Soins - Santé
La maladie de West Nile chez le cheval
Le virus West Nile est un arbovirus, c'est-à-dire un virus porté par les arthropodes, de la famille des Flaviviridae, les virus de la fièvre jaune. Ce dernier a été décelé en 1937, en Ouganda, dans le sérum d'une jeune femme atteinte d'un syndrome fébrile bénin. Depuis cette date, il a été isolé plusieurs fois dans de nombreux pays chez l'homme, le cheval, les oiseaux et les moustiques.
Et de même que toute arbovirose, la fièvre de West Nile se transmet par l'intermédiaire d'un facteur arthropode piqueur. L'on a en général à faire à un moustique du genre Culex. Aussi, le réservoir du virus est formé par l'avifaune. Un grand nombre d'espèces domestiques et sauvages, à l'instar du canard ou du goéland, sédentaires ou migratrices, peuvent renfermer et transporter le virus. Le cheval et l'homme, hôtes contingents, sont généralement considérés comme des « culs de sacs épidémiologiques ».

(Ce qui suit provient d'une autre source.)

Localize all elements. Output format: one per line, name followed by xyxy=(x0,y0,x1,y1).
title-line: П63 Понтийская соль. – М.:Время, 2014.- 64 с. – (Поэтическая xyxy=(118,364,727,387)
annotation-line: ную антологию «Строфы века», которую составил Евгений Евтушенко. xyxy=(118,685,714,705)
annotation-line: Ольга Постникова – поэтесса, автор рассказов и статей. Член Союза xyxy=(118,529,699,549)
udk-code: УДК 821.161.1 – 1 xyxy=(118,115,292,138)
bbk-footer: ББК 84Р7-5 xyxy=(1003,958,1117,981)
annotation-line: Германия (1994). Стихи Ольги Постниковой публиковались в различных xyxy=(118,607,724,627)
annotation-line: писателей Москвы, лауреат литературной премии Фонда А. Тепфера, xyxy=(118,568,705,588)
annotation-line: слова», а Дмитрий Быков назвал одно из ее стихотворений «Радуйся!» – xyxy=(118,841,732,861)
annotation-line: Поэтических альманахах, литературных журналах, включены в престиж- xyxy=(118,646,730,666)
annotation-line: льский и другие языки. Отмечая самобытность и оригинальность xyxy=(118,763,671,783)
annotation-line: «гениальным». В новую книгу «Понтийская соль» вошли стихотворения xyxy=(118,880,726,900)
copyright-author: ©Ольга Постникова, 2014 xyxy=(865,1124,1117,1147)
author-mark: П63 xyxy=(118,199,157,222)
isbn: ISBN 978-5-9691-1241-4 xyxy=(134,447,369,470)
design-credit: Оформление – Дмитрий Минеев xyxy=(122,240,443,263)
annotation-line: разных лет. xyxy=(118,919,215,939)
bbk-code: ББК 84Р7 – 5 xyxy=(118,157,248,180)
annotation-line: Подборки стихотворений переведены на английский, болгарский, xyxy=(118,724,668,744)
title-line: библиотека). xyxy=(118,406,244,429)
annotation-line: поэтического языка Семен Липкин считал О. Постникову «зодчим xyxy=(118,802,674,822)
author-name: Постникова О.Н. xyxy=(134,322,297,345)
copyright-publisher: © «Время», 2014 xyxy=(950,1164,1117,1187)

L'on prendra également le grand soin de noter que, après une phase d'éclipse de près de dix ans, cette maladie a resurgi à la fin des années 90, notamment aux Etats-Unis. A cette époque une épidémie de West Nile avait causé la mort de 7 personnes. Elle a également frappé la ville de New York au cours de l'hiver 1999-2000. Cette même vague épidémique a touché 25 chevaux dont 9 sont morts. En 2000, la maladie revint et l'on en recensa 21 cas humains dont 2 décès, et 53 cas équins dont 22 décès.

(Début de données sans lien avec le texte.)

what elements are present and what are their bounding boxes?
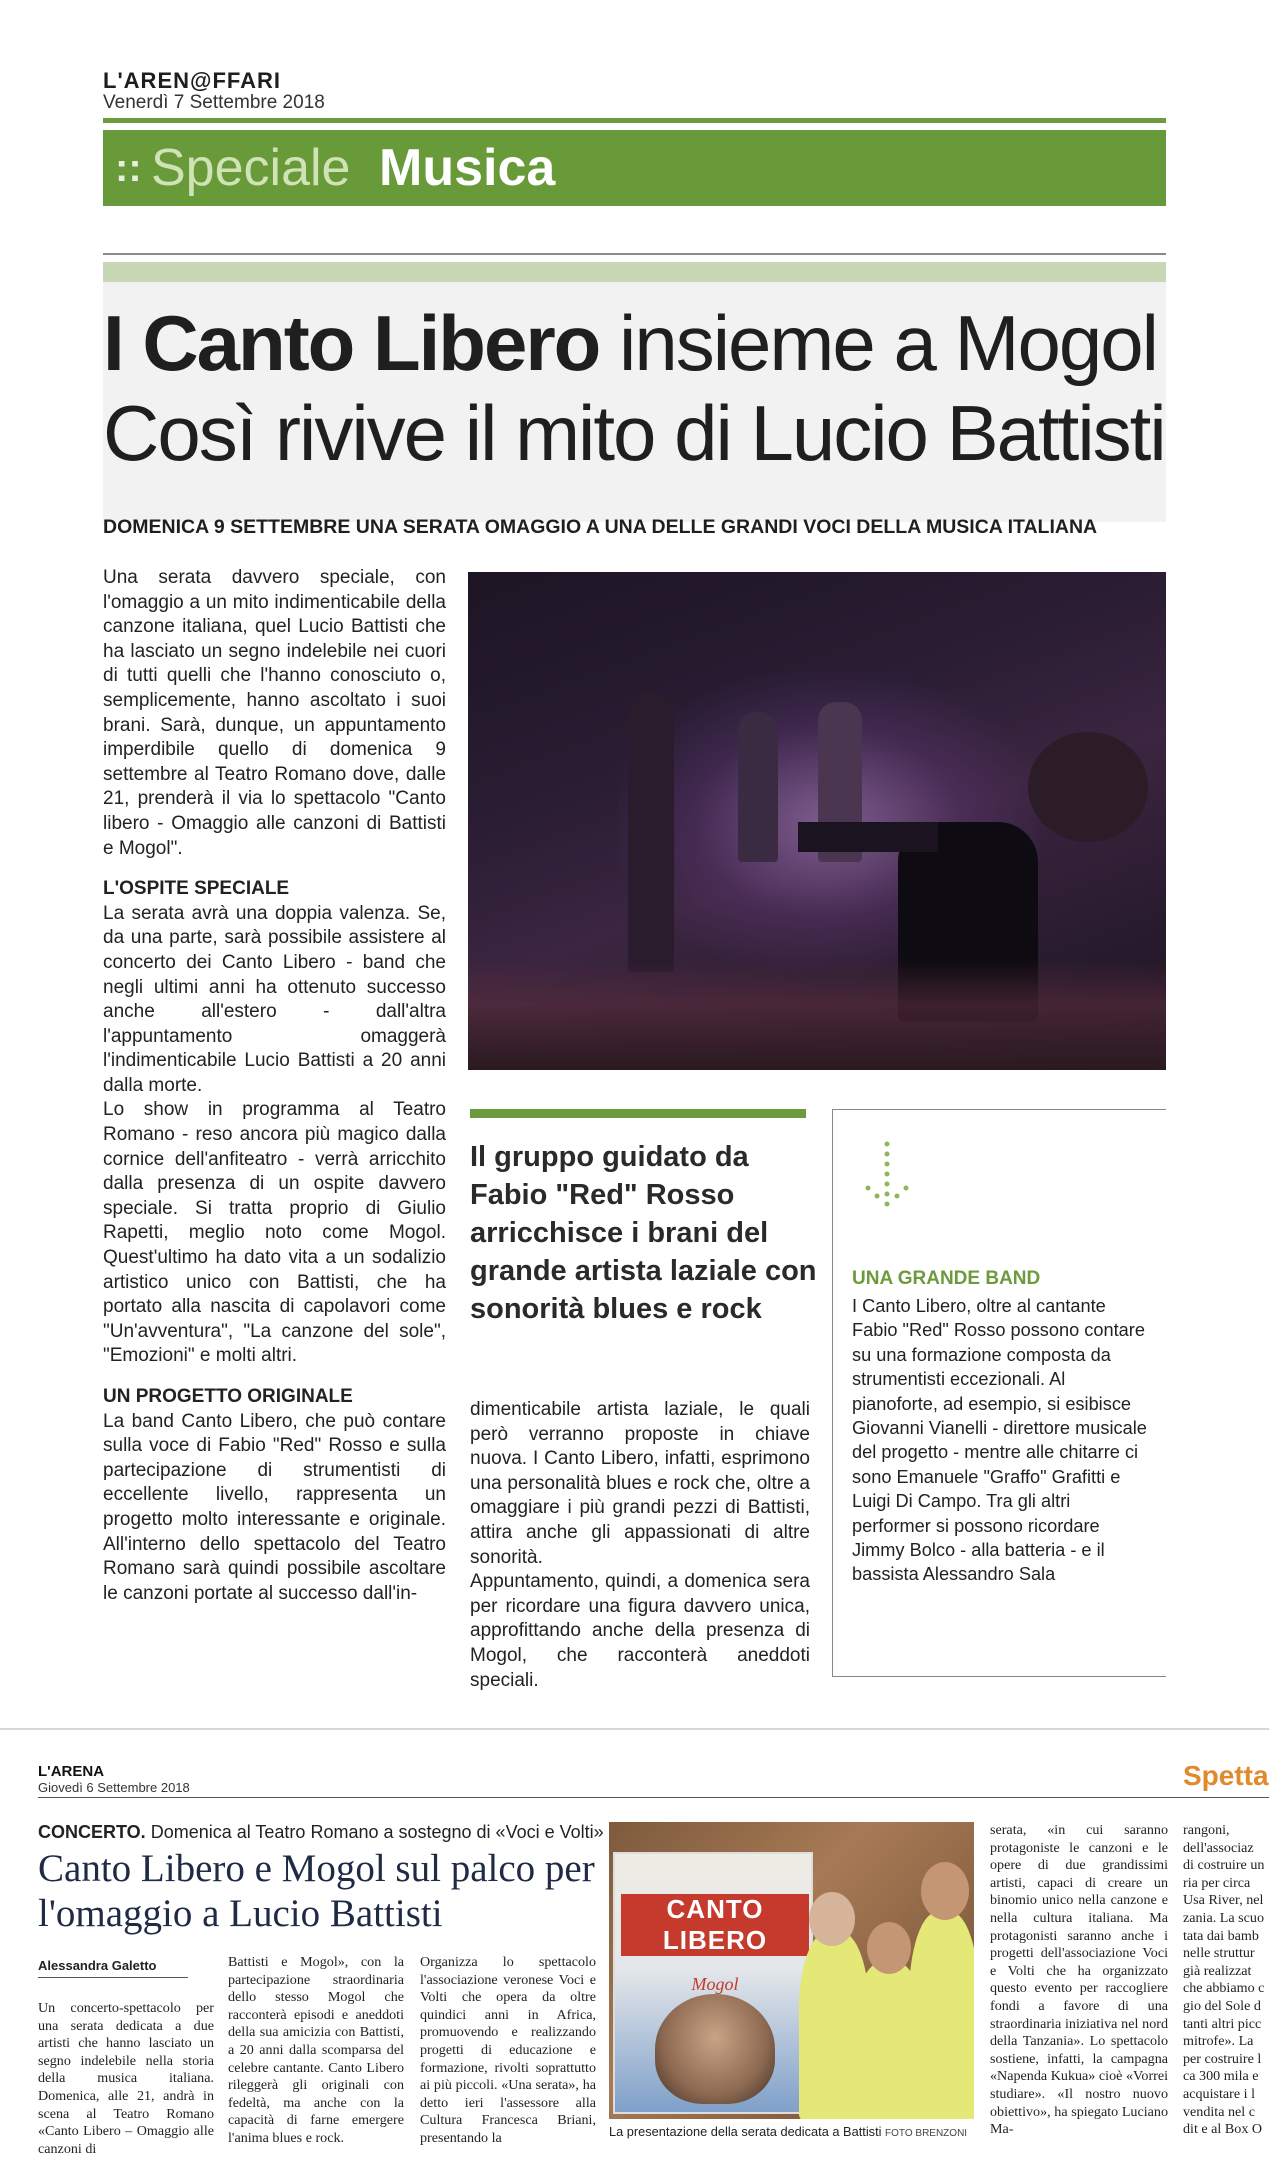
column-line: gio del Sole d <box>1183 1997 1261 2014</box>
column-line: mitrofe». La <box>1183 2033 1254 2050</box>
publication-date: Giovedì 6 Settembre 2018 <box>38 1780 190 1795</box>
pullquote: Il gruppo guidato da Fabio "Red" Rosso arricchisce i brani del grande artista laziale con sonorità blues e rock <box>470 1141 817 1325</box>
subheading: L'OSPITE SPECIALE <box>103 878 290 900</box>
article-column-1 <box>103 566 446 1606</box>
subheading: UN PROGETTO ORIGINALE <box>103 1386 353 1407</box>
column-line: vendita nel c <box>1183 2103 1256 2120</box>
publication-date: Venerdì 7 Settembre 2018 <box>103 92 325 113</box>
press-photo <box>609 1822 974 2119</box>
photo-caption <box>609 2124 967 2139</box>
pullquote-rule <box>470 1109 806 1118</box>
paragraph: Una serata davvero speciale, con l'omaggio a un mito indimenticabile della canzone italiana, quel Lucio Battisti che ha lasciato un segno indelebile nei cuori di tutti quelli che l'hanno conosciuto o, semplicemente, hanno ascoltato i suoi brani. Sarà, dunque, un appuntamento imperdibile quello di domenica 9 settembre al Teatro Romano dove, dalle 21, prenderà il via lo spettacolo "Canto libero - Omaggio alle canzoni di Battisti e Mogol". <box>103 567 446 859</box>
section-label: Spetta <box>1183 1760 1269 1791</box>
section-label-light: Speciale <box>151 139 351 197</box>
column-line: dit e al Box O <box>1183 2121 1263 2138</box>
sidebar-text: I Canto Libero, oltre al cantante Fabio "Red" Rosso possono contare su una formazione composta da strumentisti eccezionali. Al pianoforte, ad esempio, si esibisce Giovanni Vianelli - direttore musicale del progetto - mentre alle chitarre ci sono Emanuele "Graffo" Grafitti e Luigi Di Campo. Tra gli altri performer si possono ricordare Jimmy Bolco - alla batteria - e il bassista Alessandro Sala <box>852 1296 1147 1585</box>
light-green-rule <box>103 262 1166 282</box>
headline-bold: I Canto Libero <box>103 299 600 387</box>
column-line: che abbiamo c <box>1183 1980 1265 1997</box>
column-line: di costruire un <box>1183 1857 1265 1874</box>
column-line: rangoni, <box>1183 1822 1230 1838</box>
paragraph: La band Canto Libero, che può contare sulla voce di Fabio "Red" Rosso e sulla partecipazione di strumentisti di eccellente livello, rappresenta un progetto molto interessante e originale. All'interno dello spettacolo del Teatro Romano sarà quindi possibile ascoltare le canzoni portate al successo dall'in- <box>103 1410 446 1604</box>
article-column-3: Organizza lo spettacolo l'associazione veronese Voci e Volti che opera da oltre quindici anni in Africa, promuovendo e realizzando progetti di educazione e formazione, rivolti soprattutto ai più piccoli. «Una serata», ha detto ieri l'assessore alla Cultura Francesca Briani, presentando la <box>420 1954 596 2146</box>
divider <box>103 253 1166 255</box>
section-band <box>103 130 1166 206</box>
sidebar-title: UNA GRANDE BAND <box>852 1268 1041 1289</box>
poster-name: Mogol <box>691 1974 739 1994</box>
article-column-1: Un concerto-spettacolo per una serata dedicata a due artisti che hanno lasciato un segno indelebile nella storia della musica italiana. Domenica, alle 21, andrà in scena al Teatro Romano «Canto Libero – Omaggio alle canzoni di <box>38 2000 214 2157</box>
column-line: nelle struttur <box>1183 1945 1255 1962</box>
column-line: ca 300 mila e <box>1183 2068 1259 2085</box>
kicker: DOMENICA 9 SETTEMBRE UNA SERATA OMAGGIO A UNA DELLE GRANDI VOCI DELLA MUSICA ITALIANA <box>103 516 1098 538</box>
kicker-bold: CONCERTO. <box>38 1822 146 1842</box>
column-line: per costruire l <box>1183 2050 1262 2067</box>
concert-photo <box>468 572 1166 1070</box>
paragraph: La serata avrà una doppia valenza. Se, da una parte, sarà possibile assistere al concerto dei Canto Libero - band che negli ultimi anni ha ottenuto successo anche all'estero - dall'altra l'appuntamento omaggerà l'indimenticabile Lucio Battisti a 20 anni dalla morte. <box>103 902 446 1096</box>
kicker <box>38 1822 604 1843</box>
column-line: Usa River, nel <box>1183 1892 1264 1909</box>
masthead: L'AREN@FFARI <box>103 68 282 93</box>
divider <box>38 1797 1269 1798</box>
article-column-2: Battisti e Mogol», con la partecipazione straordinaria dello stesso Mogol che racconterà episodi e aneddoti della sua amicizia con Battisti, a 20 anni dalla scomparsa del celebre cantante. Canto Libero rileggerà gli originali con fedeltà, ma anche con la capacità di farne emergere l'anima blues e rock. <box>228 1954 404 2146</box>
arrow-down-icon <box>862 1138 912 1218</box>
headline-line-2: Così rivive il mito di Lucio Battisti <box>103 389 1165 477</box>
masthead: L'ARENA <box>38 1763 105 1780</box>
green-rule <box>103 118 1166 123</box>
column-line: zania. La scuo <box>1183 1909 1264 1926</box>
paragraph: dimenticabile artista laziale, le quali però verranno proposte in chiave nuova. I Canto Libero, infatti, esprimono una personalità blues e rock che, oltre a omaggiare i più grandi pezzi di Battisti, attira anche gli appassionati di altre sonorità. <box>470 1399 810 1568</box>
column-line: dell'associaz <box>1183 1839 1254 1856</box>
headline-rest: insieme a Mogol <box>599 299 1157 387</box>
section-label-bold: Musica <box>379 139 556 197</box>
paragraph: Lo show in programma al Teatro Romano - reso ancora più magico dalla cornice dell'anfiteatro - verrà arricchito dalla presenza di un ospite davvero speciale. Si tratta proprio di Giulio Rapetti, meglio noto come Mogol. Quest'ultimo ha dato vita a un sodalizio artistico unico con Battisti, che ha portato alla nascita di capolavori come "Un'avventura", "La canzone del sole", "Emozioni" e molti altri. <box>103 1099 446 1367</box>
column-line: tanti altri picc <box>1183 2015 1262 2032</box>
paragraph: Appuntamento, quindi, a domenica sera per ricordare una figura davvero unica, approfittando anche della presenza di Mogol, che racconterà aneddoti speciali. <box>470 1571 810 1691</box>
column-line: acquistare i l <box>1183 2085 1256 2102</box>
poster-title: CANTO LIBERO <box>621 1894 809 1956</box>
article-column-5-truncated <box>1183 1822 1269 2139</box>
section-dots-icon: :: <box>115 146 142 190</box>
article-column-4: serata, «in cui saranno protagoniste le canzoni e le opere di due grandissimi artisti, capaci di creare un binomio unico nella canzone e nella cultura italiana. Ma protagonisti saranno anche i progetti dell'associazione Voci e Volti che ha organizzato questo evento per raccogliere fondi a favore di una straordinaria iniziativa nel nord della Tanzania». Lo spettacolo sostiene, infatti, la campagna «Napenda Kukua» cioè «Vorrei studiare». «Il nostro nuovo obiettivo», ha spiegato Luciano Ma- <box>990 1822 1168 2138</box>
column-line: già realizzat <box>1183 1962 1252 1979</box>
event-poster <box>613 1852 813 2114</box>
caption-text: La presentazione della serata dedicata a Battisti <box>609 2124 882 2139</box>
clipping-separator <box>0 1728 1269 1730</box>
byline: Alessandra Galetto <box>38 1958 157 1973</box>
headline: Canto Libero e Mogol sul palco per l'omaggio a Lucio Battisti <box>38 1847 595 1935</box>
photo-credit: FOTO BRENZONI <box>885 2128 968 2139</box>
column-line: tata dai bamb <box>1183 1927 1259 1944</box>
headline-line-1 <box>103 300 1157 386</box>
byline-rule <box>38 1977 188 1978</box>
article-column-2 <box>470 1398 810 1693</box>
kicker-rest: Domenica al Teatro Romano a sostegno di «Voci e Volti» <box>145 1822 604 1842</box>
column-line: ria per circa <box>1183 1874 1251 1891</box>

Chez le cheval, l'infection par le virus West Nile est la plupart du temps invisible. Cela étant, lorsque les symptômes se font voir, la maladie se traduit de manière très changeante. En effet, il s'avère que cette dernière se manifeste tantôt par un simple syndrome grippal et tantôt par une encéphalomyélite à fort taux de mortalité.